TRIBUNNEWS.COM, JAKARTA - Kontroversi hukum muncul ketika Kepolisian RI melimpahkan berkas perkara dugaan korupsi batu bara PLTU — yang diduga melibatkan mantan Jaksa Agung Muda Tindak Pidana Khusus (Jampidsus) Febrie Adriansyah — kepada Kejaksaan Agung.
Mantan Ketua Mahkamah Konstitusi Mahfud MD mempertanyakan legalitas langkah tersebut.
Sementara itu, analis hukum dan politik Boni Hargens menilainya sebagai langkah taktis dan praktis untuk mencegah benturan kelembagaan.
Menurut Mahfud MD, "pelimpahan" dalam KUHAP secara normatif hanya dapat terjadi setelah suatu perkara dinyatakan lengkap (P21) oleh jaksa penuntut umum — yakni ketika berkas penyidikan telah sempurna dan siap memasuki fase penuntutan.
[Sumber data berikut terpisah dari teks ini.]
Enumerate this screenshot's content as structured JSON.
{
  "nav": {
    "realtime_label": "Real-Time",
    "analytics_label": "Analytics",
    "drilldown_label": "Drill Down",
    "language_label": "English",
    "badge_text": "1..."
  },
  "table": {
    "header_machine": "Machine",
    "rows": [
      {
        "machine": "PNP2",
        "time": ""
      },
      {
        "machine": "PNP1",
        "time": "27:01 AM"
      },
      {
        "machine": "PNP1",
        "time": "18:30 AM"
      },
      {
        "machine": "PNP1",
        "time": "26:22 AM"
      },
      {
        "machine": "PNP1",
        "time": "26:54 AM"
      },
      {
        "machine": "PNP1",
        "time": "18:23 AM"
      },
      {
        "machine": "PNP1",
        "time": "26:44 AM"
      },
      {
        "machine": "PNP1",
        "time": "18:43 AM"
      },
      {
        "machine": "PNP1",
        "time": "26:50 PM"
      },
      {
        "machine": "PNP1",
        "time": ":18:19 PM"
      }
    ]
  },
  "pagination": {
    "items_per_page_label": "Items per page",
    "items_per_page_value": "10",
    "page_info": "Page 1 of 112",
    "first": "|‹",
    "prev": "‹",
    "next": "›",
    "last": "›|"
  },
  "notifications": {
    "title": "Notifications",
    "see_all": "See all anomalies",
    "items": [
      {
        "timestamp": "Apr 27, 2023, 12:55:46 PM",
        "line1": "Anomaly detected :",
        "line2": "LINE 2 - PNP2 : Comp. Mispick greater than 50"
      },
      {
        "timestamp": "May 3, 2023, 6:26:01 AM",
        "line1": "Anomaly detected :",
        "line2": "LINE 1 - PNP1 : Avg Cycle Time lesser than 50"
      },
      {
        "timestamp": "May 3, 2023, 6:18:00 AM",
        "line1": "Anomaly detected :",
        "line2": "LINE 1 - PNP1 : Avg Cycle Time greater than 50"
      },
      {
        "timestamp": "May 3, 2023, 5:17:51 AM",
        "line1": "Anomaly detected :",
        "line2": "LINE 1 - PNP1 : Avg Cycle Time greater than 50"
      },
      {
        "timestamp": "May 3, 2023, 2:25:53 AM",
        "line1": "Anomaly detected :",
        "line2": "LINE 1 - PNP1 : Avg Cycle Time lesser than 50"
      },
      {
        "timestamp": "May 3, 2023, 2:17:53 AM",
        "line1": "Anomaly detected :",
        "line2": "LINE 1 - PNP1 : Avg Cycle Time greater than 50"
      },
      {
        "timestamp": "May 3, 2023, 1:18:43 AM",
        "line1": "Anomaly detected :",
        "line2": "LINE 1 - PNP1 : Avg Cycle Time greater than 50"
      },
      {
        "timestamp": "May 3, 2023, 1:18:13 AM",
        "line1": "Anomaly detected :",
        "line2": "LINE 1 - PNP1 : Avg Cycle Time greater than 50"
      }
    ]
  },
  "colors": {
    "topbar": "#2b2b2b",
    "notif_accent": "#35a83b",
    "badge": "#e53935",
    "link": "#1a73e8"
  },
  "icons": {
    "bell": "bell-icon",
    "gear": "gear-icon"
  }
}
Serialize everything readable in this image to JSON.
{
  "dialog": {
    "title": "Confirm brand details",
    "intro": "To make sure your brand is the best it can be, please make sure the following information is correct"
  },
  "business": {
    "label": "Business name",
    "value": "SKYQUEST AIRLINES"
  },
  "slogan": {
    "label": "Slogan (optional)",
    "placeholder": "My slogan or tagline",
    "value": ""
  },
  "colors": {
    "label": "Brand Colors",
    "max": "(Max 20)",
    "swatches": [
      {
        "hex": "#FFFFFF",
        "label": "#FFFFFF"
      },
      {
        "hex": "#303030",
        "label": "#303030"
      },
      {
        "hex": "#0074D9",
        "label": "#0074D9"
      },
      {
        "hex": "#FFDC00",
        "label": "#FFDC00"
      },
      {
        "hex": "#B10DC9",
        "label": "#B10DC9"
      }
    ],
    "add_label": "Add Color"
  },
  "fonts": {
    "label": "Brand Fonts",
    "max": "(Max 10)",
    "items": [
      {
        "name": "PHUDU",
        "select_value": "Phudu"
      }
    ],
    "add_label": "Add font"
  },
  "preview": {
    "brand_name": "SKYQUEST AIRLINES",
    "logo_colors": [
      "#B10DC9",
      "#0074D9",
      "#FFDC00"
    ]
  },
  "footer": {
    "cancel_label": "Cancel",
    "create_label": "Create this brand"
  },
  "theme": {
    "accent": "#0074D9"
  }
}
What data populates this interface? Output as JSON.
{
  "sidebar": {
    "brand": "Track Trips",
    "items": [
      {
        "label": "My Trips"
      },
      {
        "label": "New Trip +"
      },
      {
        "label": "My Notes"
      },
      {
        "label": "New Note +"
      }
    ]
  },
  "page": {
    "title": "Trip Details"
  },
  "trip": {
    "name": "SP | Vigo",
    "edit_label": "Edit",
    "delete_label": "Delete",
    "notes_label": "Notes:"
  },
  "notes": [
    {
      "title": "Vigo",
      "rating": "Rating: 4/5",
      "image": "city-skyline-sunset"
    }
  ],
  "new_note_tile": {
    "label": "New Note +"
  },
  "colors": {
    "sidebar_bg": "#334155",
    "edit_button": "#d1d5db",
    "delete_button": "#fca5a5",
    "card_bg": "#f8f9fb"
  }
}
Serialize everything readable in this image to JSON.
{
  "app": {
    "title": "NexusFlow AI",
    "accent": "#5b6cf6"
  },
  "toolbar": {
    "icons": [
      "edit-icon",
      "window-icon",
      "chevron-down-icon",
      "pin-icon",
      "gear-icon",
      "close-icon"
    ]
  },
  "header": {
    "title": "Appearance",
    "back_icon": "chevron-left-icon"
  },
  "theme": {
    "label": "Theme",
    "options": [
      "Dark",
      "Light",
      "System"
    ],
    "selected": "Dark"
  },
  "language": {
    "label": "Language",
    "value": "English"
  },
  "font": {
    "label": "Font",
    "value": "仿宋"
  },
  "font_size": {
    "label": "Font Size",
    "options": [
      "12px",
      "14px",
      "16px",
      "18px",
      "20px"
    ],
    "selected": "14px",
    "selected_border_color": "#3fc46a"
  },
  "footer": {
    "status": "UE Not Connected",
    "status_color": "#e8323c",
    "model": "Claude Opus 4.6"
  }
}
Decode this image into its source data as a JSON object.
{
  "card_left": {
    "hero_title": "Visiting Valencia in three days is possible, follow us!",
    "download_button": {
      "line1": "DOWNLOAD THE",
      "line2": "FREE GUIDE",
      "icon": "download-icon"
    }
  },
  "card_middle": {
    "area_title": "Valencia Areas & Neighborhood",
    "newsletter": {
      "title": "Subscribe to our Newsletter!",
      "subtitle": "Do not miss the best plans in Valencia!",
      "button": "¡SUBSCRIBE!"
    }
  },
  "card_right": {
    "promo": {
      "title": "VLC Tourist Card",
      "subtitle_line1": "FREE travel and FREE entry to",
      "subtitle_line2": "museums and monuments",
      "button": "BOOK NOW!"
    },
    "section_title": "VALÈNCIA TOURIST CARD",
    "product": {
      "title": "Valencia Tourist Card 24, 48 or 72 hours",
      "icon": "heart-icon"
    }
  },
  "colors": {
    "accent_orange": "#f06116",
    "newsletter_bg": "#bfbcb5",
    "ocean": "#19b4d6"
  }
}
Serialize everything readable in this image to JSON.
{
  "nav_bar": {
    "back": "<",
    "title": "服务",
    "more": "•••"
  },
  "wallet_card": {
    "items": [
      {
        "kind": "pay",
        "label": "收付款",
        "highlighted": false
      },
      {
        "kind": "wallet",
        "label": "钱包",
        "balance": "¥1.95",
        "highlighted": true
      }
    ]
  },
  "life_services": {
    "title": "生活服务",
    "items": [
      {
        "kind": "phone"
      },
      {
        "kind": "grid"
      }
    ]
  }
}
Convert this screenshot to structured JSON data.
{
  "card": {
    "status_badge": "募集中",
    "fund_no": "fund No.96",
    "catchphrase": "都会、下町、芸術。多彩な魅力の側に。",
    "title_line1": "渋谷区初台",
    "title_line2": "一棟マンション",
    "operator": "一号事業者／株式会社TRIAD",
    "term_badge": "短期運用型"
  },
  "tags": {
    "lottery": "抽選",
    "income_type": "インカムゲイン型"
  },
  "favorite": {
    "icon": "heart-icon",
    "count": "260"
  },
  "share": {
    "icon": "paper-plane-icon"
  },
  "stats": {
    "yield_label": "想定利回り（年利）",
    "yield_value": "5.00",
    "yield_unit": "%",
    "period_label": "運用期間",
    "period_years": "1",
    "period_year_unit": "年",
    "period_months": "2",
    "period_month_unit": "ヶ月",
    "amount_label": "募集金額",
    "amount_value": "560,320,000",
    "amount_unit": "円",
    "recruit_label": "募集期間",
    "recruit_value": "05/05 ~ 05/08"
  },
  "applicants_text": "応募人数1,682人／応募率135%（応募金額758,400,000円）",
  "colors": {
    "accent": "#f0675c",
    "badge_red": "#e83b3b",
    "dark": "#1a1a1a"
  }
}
Yang terjadi dalam kasus ini adalah penyerahan berkas untuk kelanjutan penyidikan, bukan pelimpahan dalam arti teknis yuridis.
Implikasinya, menurut Mahfud, proses ini berpotensi melanggar Pasal 8 dan Pasal 110 KUHAP yang mengatur mekanisme penyerahan berkas antara penyidik dan penuntut umum secara berjenjang dan terstruktur.
Analis Boni Hargens membingkai langkah Polri sebagai respons kelembagaan yang rasional, yakni mekanisme untuk menghindari benturan antarlembaga penegak hukum yang dapat merugikan proses penegakan hukum secara keseluruhan.
Dalam konteks ini, kepentingan menjaga harmoni institusional antara Polri dan Kejaksaan Agung dinilai lebih mendesak daripada kepatuhan prosedural yang kaku.
Perbedaan perspektif ini mencerminkan ketegangan klasik antara legalitas formal dan efektivitas praktis dalam sistem hukum Indonesia.
Baca juga: Polri Serahkan Emas 74 Kg dan Uang Kasus Eks Jampidsus Febrie Ke Kejagung Setelah Salat Jumat
Boni menilai perbedaan antara "pelimpahan berkas" dan "penyerahan berkas kelanjutan penyidikan" bukan sekadar semantik , melainkan ini menyangkut yurisdiksi, tanggung jawab hukum, dan validitas proses penuntutan.
Lebih lanjut, Boni menjelaskan bahwa terdapat sejumlah landasan hukum dalam sistem hukum Indonesia yang dapat digunakan untuk membenarkan keputusan Polri secara yuridis.
“Pertama adalah Pasal 14 UU No. 2 Tahun 2002 (UU Polri). Di situ diatur bahwa Polri memiliki kewenangan diskresi dalam menentukan prioritas dan strategi penyidikan, termasuk koordinasi lintas lembaga demi efektivitas penanganan perkara —sebagai dasar keabsahan penyerahan berkas secara koordinatif,” ujar analis politik yang baru menyelesaikan Magister Hukum di Universitas Krisnadwipayana.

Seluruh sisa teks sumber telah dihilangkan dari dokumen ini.